Area economy slipped in late '91, study finds

March 26, 1992|By Ross Hetrick | Ross Hetrick,Staff Writer

The economies of both Baltimore and Washington deteriorated in the last three months of 1991, the second consecutive quarterly drop for both cities, according to the latest economic index prepared by Grant Thornton, an accounting firm.

Baltimore was hurt by a drop in factory hours and decreasing construction permits, according to Morton D. Goldman, managing partner for Grant Thornton's Baltimore office. The Baltimore index, which had been at 108.4 three months earlier and 109 at the end of 1990, dropped to 107.7 at the end of last year.

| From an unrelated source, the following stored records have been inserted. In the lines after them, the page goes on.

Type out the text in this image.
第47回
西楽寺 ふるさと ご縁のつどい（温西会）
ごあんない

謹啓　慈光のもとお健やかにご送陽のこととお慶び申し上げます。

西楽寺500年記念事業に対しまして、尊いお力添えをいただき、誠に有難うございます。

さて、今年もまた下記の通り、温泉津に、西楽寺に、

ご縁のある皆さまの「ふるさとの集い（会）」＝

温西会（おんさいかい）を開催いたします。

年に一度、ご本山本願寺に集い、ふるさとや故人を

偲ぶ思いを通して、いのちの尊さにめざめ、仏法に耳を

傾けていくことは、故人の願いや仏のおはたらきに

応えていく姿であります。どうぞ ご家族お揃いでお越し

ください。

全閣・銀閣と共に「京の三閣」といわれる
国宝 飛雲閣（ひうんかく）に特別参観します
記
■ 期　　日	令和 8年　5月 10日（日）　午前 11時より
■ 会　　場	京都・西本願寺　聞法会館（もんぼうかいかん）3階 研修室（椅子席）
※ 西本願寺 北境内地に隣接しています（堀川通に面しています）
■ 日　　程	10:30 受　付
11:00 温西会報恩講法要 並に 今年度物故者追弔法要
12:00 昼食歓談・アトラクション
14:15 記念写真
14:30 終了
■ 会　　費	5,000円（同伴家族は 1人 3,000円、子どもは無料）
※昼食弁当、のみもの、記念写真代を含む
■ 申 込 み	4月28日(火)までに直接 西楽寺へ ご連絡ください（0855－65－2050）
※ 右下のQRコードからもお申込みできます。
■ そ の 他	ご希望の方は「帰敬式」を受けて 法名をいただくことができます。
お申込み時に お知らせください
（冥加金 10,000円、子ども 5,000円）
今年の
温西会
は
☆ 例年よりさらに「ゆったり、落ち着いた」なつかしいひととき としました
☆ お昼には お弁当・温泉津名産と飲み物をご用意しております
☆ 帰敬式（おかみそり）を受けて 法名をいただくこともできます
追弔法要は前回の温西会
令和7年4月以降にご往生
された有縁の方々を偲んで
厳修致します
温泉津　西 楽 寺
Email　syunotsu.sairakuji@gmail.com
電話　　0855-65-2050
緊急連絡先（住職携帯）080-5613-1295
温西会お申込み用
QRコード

The index consists of seven economic indicators -- factory hours, non-farm employment, construction permits, retail sales, business starts, business failures and money supply. The index's base rating of 100 is January 1985.

While many economists say a national recovery has begun, Maryland might have to wait until the third or fourth quarter, said Professor Mahlon R. Straszheim, chairman of the Economics Department at the University of Maryland in College Park.

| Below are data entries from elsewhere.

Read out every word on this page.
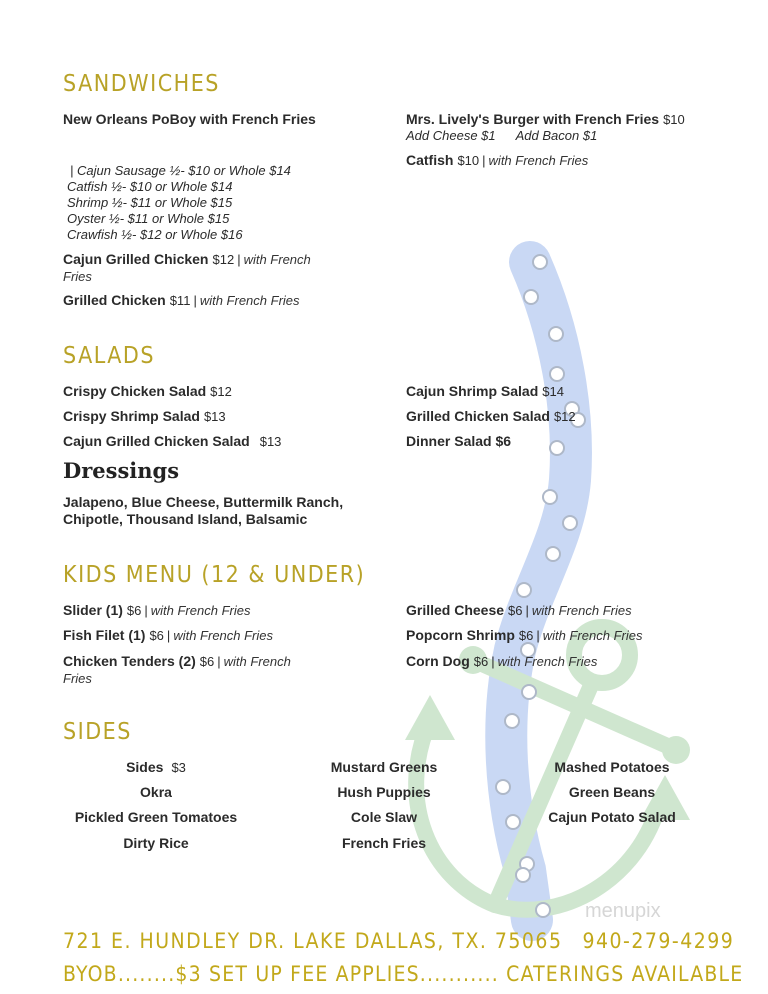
menupix
SANDWICHES
New Orleans PoBoy with French Fries
| Cajun Sausage ½- $10 or Whole $14
Catfish ½- $10 or Whole $14
Shrimp ½- $11 or Whole $15
Oyster ½- $11 or Whole $15
Crawfish ½- $12 or Whole $16
Cajun Grilled Chicken $12 | with French
Fries
Grilled Chicken $11 | with French Fries
Mrs. Lively's Burger with French Fries $10
Add Cheese $1 Add Bacon $1
Catfish $10 | with French Fries
SALADS
Crispy Chicken Salad $12
Crispy Shrimp Salad $13
Cajun Grilled Chicken Salad $13
Cajun Shrimp Salad $14
Grilled Chicken Salad $12
Dinner Salad $6
Dressings
Jalapeno, Blue Cheese, Buttermilk Ranch,
Chipotle, Thousand Island, Balsamic
KIDS MENU (12 & UNDER)
Slider (1) $6 | with French Fries
Fish Filet (1) $6 | with French Fries
Chicken Tenders (2) $6 | with French
Fries
Grilled Cheese $6 | with French Fries
Popcorn Shrimp $6 | with French Fries
Corn Dog $6 | with French Fries
SIDES
Sides $3
Okra
Pickled Green Tomatoes
Dirty Rice
Mustard Greens
Hush Puppies
Cole Slaw
French Fries
Mashed Potatoes
Green Beans
Cajun Potato Salad
721 E. HUNDLEY DR. LAKE DALLAS, TX. 75065 940-279-4299
BYOB........$3 SET UP FEE APPLIES........... CATERINGS AVAILABLE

He expects the state economy to lag behind the rest of the country because of its dependence on service businesses, which have been particularly hard hit in the recession.

Factory hours is normally an indicator of future economic trends, said John Koegell, a spokesman for Grant Thornton in New York.

However, Baltimore is not heavily dependent on manufacturing, he said.

Of all 24 cities regularly surveyed by the firm, a negative trend was found in 9 cities in the fourth quarter;13 metropolitan areas improved.

The index for Washington had a smaller drop, sliding from 109 in the third quarter to 108.9 at year's end.

Of the cities surveyed, Baltimore ranked 16th in the fourth quarter.